Especially with Tampa Bay's third-round pick — No. 62 overall — because general manager Jay Feaster said Thursday that he'd better be ready to play:
"Because we don't have a second-round pick … our job at 62 is to make sure we're drafting an NHL player."
And that changes the overall equation.
The Lightning for more than a year has spoken of rebuilding its minor-league depth through the draft, especially at forward, a position it stocked last year with seven of nine picks.
But finding a third-rounder ready for the show means taking the best player available, whether at forward or defense.
As for the team's other five picks, perhaps the Lightning goes back to looking at forwards. Or perhaps it makes a trade to replace the second-round pick lost last year to the Panthers in the Chris Gratton trade.
But with organizational depth and tradable draft picks lacking, even Feaster acknowledged a deal is not likely.

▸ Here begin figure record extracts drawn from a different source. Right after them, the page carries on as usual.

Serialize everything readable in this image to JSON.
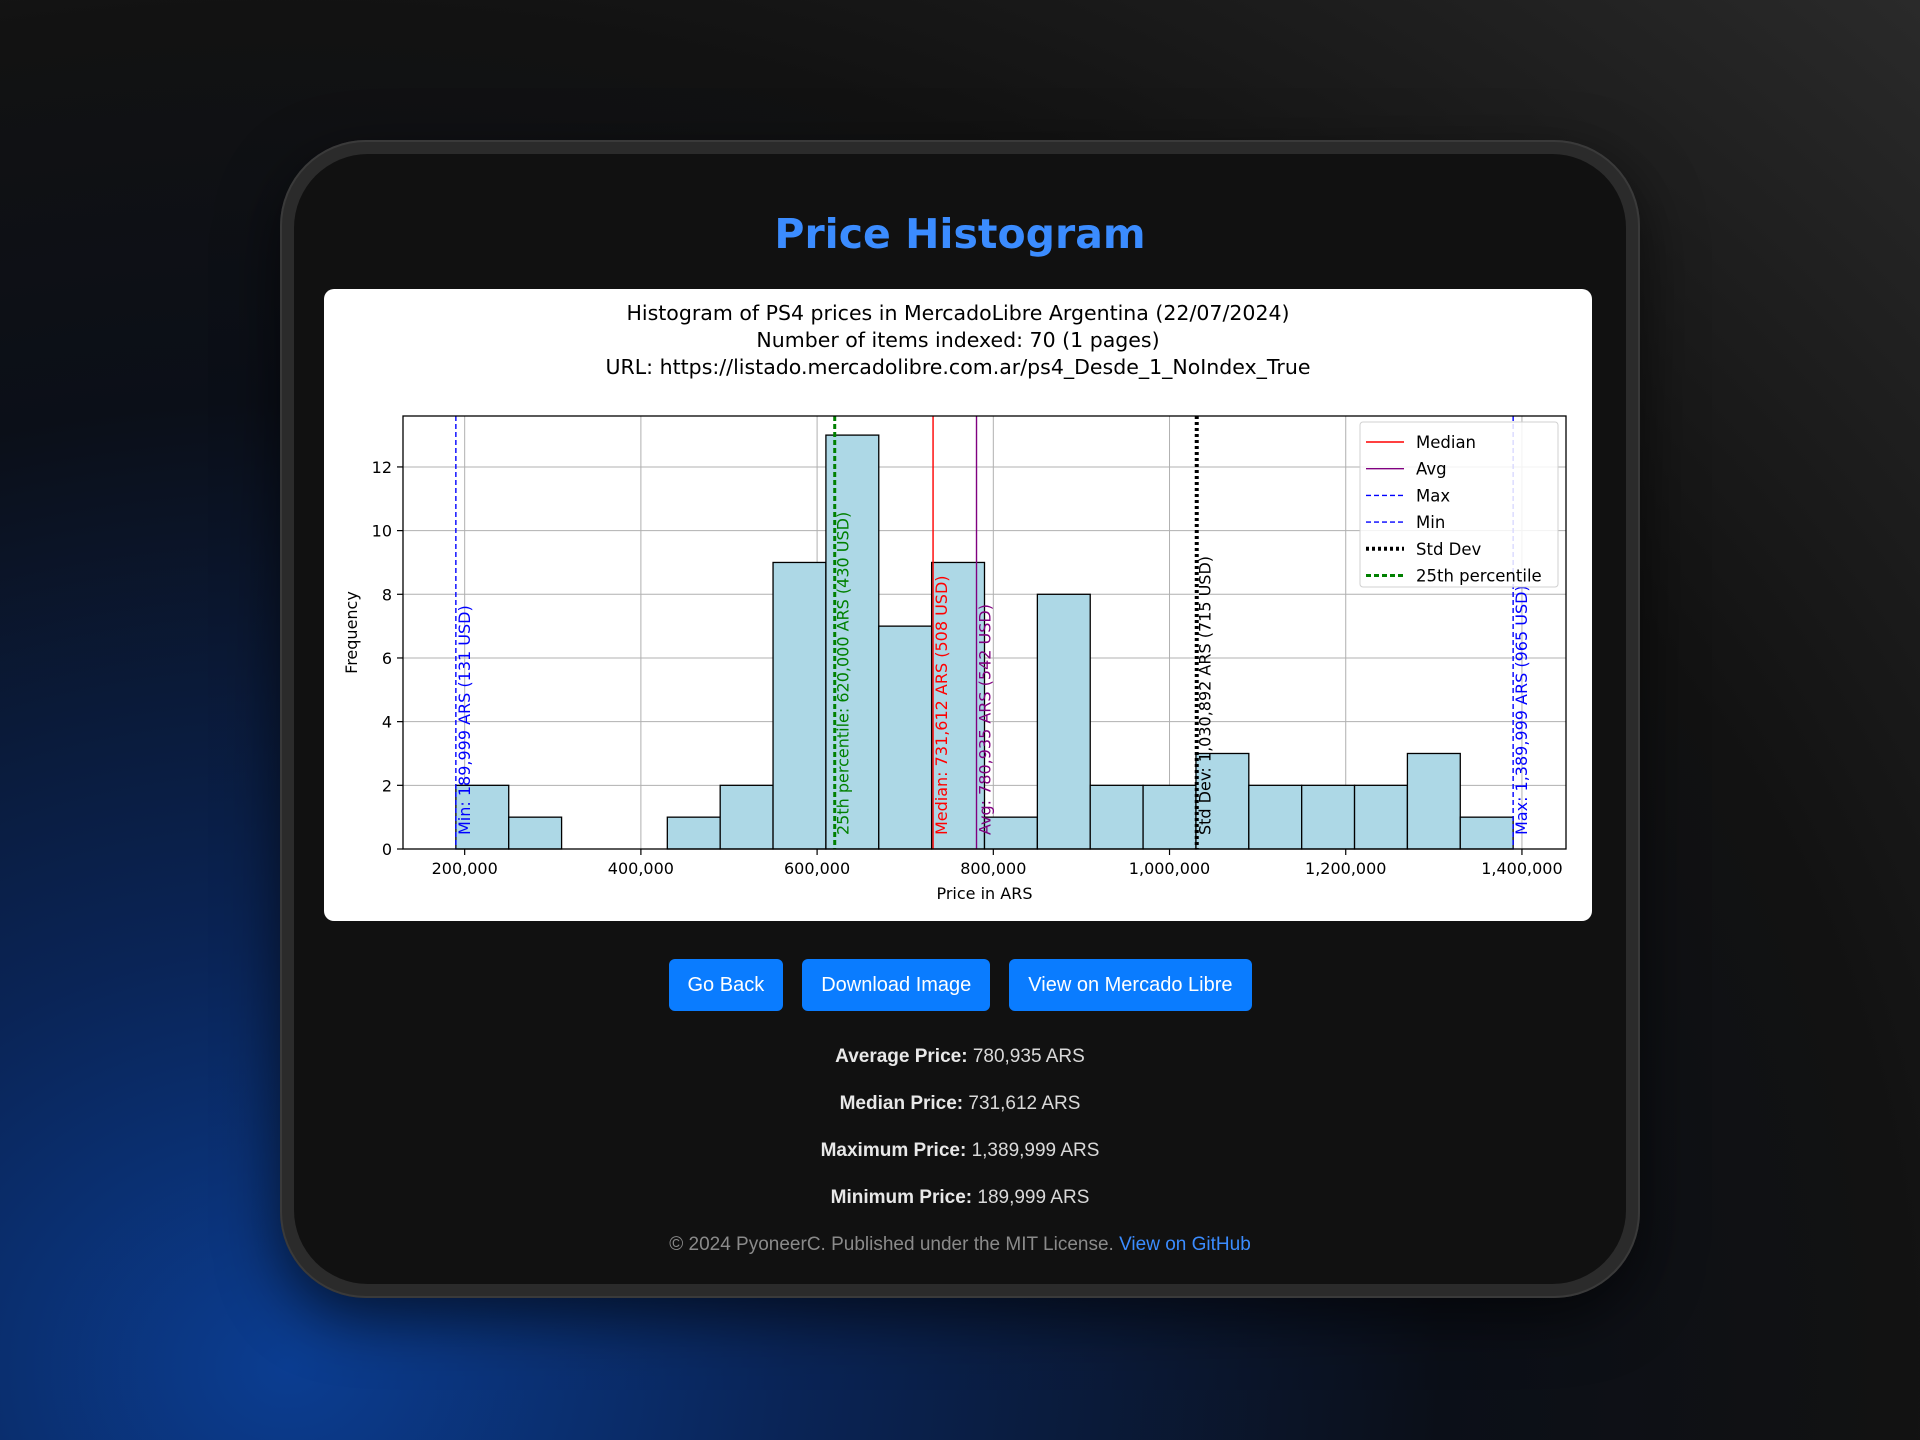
{
  "page": {
    "title": "Price Histogram"
  },
  "chart_data": {
    "type": "bar",
    "title_lines": [
      "Histogram of PS4 prices in MercadoLibre Argentina (22/07/2024)",
      "Number of items indexed: 70 (1 pages)",
      "URL: https://listado.mercadolibre.com.ar/ps4_Desde_1_NoIndex_True"
    ],
    "xlabel": "Price in ARS",
    "ylabel": "Frequency",
    "xlim": [
      130000,
      1450000
    ],
    "ylim": [
      0,
      13.6
    ],
    "x_ticks": [
      200000,
      400000,
      600000,
      800000,
      1000000,
      1200000,
      1400000
    ],
    "x_tick_labels": [
      "200,000",
      "400,000",
      "600,000",
      "800,000",
      "1,000,000",
      "1,200,000",
      "1,400,000"
    ],
    "y_ticks": [
      0,
      2,
      4,
      6,
      8,
      10,
      12
    ],
    "y_tick_labels": [
      "0",
      "2",
      "4",
      "6",
      "8",
      "10",
      "12"
    ],
    "grid": true,
    "bin_start": 189999,
    "bin_end": 1389999,
    "bins": 20,
    "counts": [
      2,
      1,
      0,
      0,
      1,
      2,
      9,
      13,
      7,
      9,
      1,
      8,
      2,
      2,
      3,
      2,
      2,
      2,
      3,
      1
    ],
    "bar_color": "#add8e6",
    "legend_position": "upper right",
    "reference_lines": [
      {
        "name": "Median",
        "x": 731612,
        "color": "#ff0000",
        "style": "solid",
        "label": "Median: 731,612 ARS (508 USD)"
      },
      {
        "name": "Avg",
        "x": 780935,
        "color": "#800080",
        "style": "solid",
        "label": "Avg: 780,935 ARS (542 USD)"
      },
      {
        "name": "Max",
        "x": 1389999,
        "color": "#0000ff",
        "style": "dashed",
        "label": "Max: 1,389,999 ARS (965 USD)"
      },
      {
        "name": "Min",
        "x": 189999,
        "color": "#0000ff",
        "style": "dashed",
        "label": "Min: 189,999 ARS (131 USD)"
      },
      {
        "name": "Std Dev",
        "x": 1030892,
        "color": "#000000",
        "style": "dotted",
        "label": "Std Dev: 1,030,892 ARS (715 USD)"
      },
      {
        "name": "25th percentile",
        "x": 620000,
        "color": "#008000",
        "style": "dashed",
        "label": "25th percentile: 620,000 ARS (430 USD)"
      }
    ]
  },
  "buttons": {
    "go_back": "Go Back",
    "download": "Download Image",
    "view_ml": "View on Mercado Libre"
  },
  "stats": {
    "avg_label": "Average Price:",
    "avg_value": " 780,935 ARS",
    "median_label": "Median Price:",
    "median_value": " 731,612 ARS",
    "max_label": "Maximum Price:",
    "max_value": " 1,389,999 ARS",
    "min_label": "Minimum Price:",
    "min_value": " 189,999 ARS"
  },
  "footer": {
    "text": "© 2024 PyoneerC. Published under the MIT License. ",
    "link": "View on GitHub"
  }
}
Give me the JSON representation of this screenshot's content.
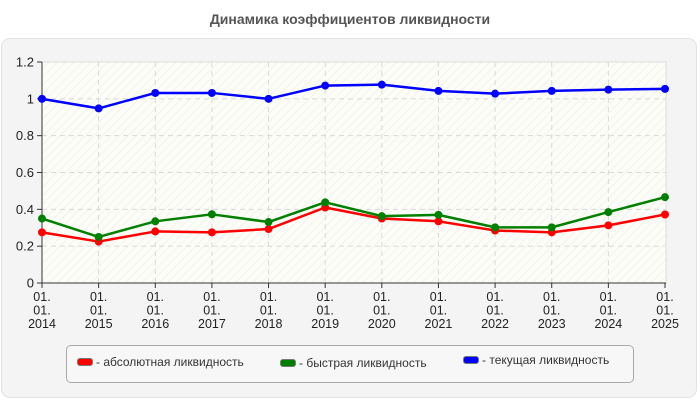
{
  "title": "Динамика коэффициентов ликвидности",
  "legend": [
    {
      "label": "- абсолютная ликвидность",
      "color": "#ff0000"
    },
    {
      "label": "- быстрая ликвидность",
      "color": "#008000"
    },
    {
      "label": "- текущая ликвидность",
      "color": "#0000ff"
    }
  ],
  "chart_data": {
    "type": "line",
    "title": "Динамика коэффициентов ликвидности",
    "xlabel": "",
    "ylabel": "",
    "ylim": [
      0,
      1.2
    ],
    "yticks": [
      0,
      0.2,
      0.4,
      0.6,
      0.8,
      1,
      1.2
    ],
    "ytick_labels": [
      "0",
      "0.2",
      "0.4",
      "0.6",
      "0.8",
      "1",
      "1.2"
    ],
    "grid": true,
    "legend_position": "bottom",
    "categories": [
      "01.01.2014",
      "01.01.2015",
      "01.01.2016",
      "01.01.2017",
      "01.01.2018",
      "01.01.2019",
      "01.01.2020",
      "01.01.2021",
      "01.01.2022",
      "01.01.2023",
      "01.01.2024",
      "01.01.2025"
    ],
    "category_labels": [
      [
        "01.",
        "01.",
        "2014"
      ],
      [
        "01.",
        "01.",
        "2015"
      ],
      [
        "01.",
        "01.",
        "2016"
      ],
      [
        "01.",
        "01.",
        "2017"
      ],
      [
        "01.",
        "01.",
        "2018"
      ],
      [
        "01.",
        "01.",
        "2019"
      ],
      [
        "01.",
        "01.",
        "2020"
      ],
      [
        "01.",
        "01.",
        "2021"
      ],
      [
        "01.",
        "01.",
        "2022"
      ],
      [
        "01.",
        "01.",
        "2023"
      ],
      [
        "01.",
        "01.",
        "2024"
      ],
      [
        "01.",
        "01.",
        "2025"
      ]
    ],
    "series": [
      {
        "name": "абсолютная ликвидность",
        "color": "#ff0000",
        "values": [
          0.275,
          0.225,
          0.28,
          0.275,
          0.293,
          0.41,
          0.35,
          0.335,
          0.285,
          0.275,
          0.313,
          0.372
        ]
      },
      {
        "name": "быстрая ликвидность",
        "color": "#008000",
        "values": [
          0.35,
          0.25,
          0.335,
          0.373,
          0.331,
          0.438,
          0.363,
          0.37,
          0.302,
          0.302,
          0.385,
          0.466
        ]
      },
      {
        "name": "текущая ликвидность",
        "color": "#0000ff",
        "values": [
          1.0,
          0.948,
          1.032,
          1.032,
          1.0,
          1.072,
          1.077,
          1.043,
          1.028,
          1.043,
          1.05,
          1.054
        ]
      }
    ]
  }
}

Still, he said, "We think there will be quite a few possibilities at that time on the board. We have to be sure we've done our homework and vetted all those guys."
Feaster also reminded that in 1998, when Tampa Bay took Vinny Lecavalier No. 1 overall, Brad Richards was picked in the third round at No. 64.
"I'm not putting the pressure on them to draft a Brad Richards," Feaster said of his scouts. "But we need to make sure the guy we're taking in the third round is going to be a National Hockey League player and we can look back on this draft and say this was really a good draft."
Let's not kid ourselves, though. Tampa Bay needs depth, especially up front, to make up for a decade of poor drafting.
"We need forwards," who can play on the top two lines, head scout Jake Goertzen said, "guys who can put the puck in the net."
It's not as if the Lightning is flush in goal or on defense, either, but things are not nearly as dire.
Top prospects in net are Karri Ramo and Riku Helenius. On defense are Matt Smaby, Mike Lundin, Vladimir Mihalik and even injury-plagued Andy Rogers. But at forward, it is pretty bare, perhaps center Radek Smolenak.
Not that it will matter Saturday when pick No. 62 rolls around.
"We do need forwards, but at the same time, we want to make sure we're taking the best athlete available," Feaster said, "and the best player."
KEEPING MUM: It is unclear when a new coach (presumably Barry Melrose) will be announced. Oren Koules and Len Barrie, primary members of OK Hockey, apparently will remain under a league gag order until a $200-million deal to buy the team is finalized, likely by the end of the month.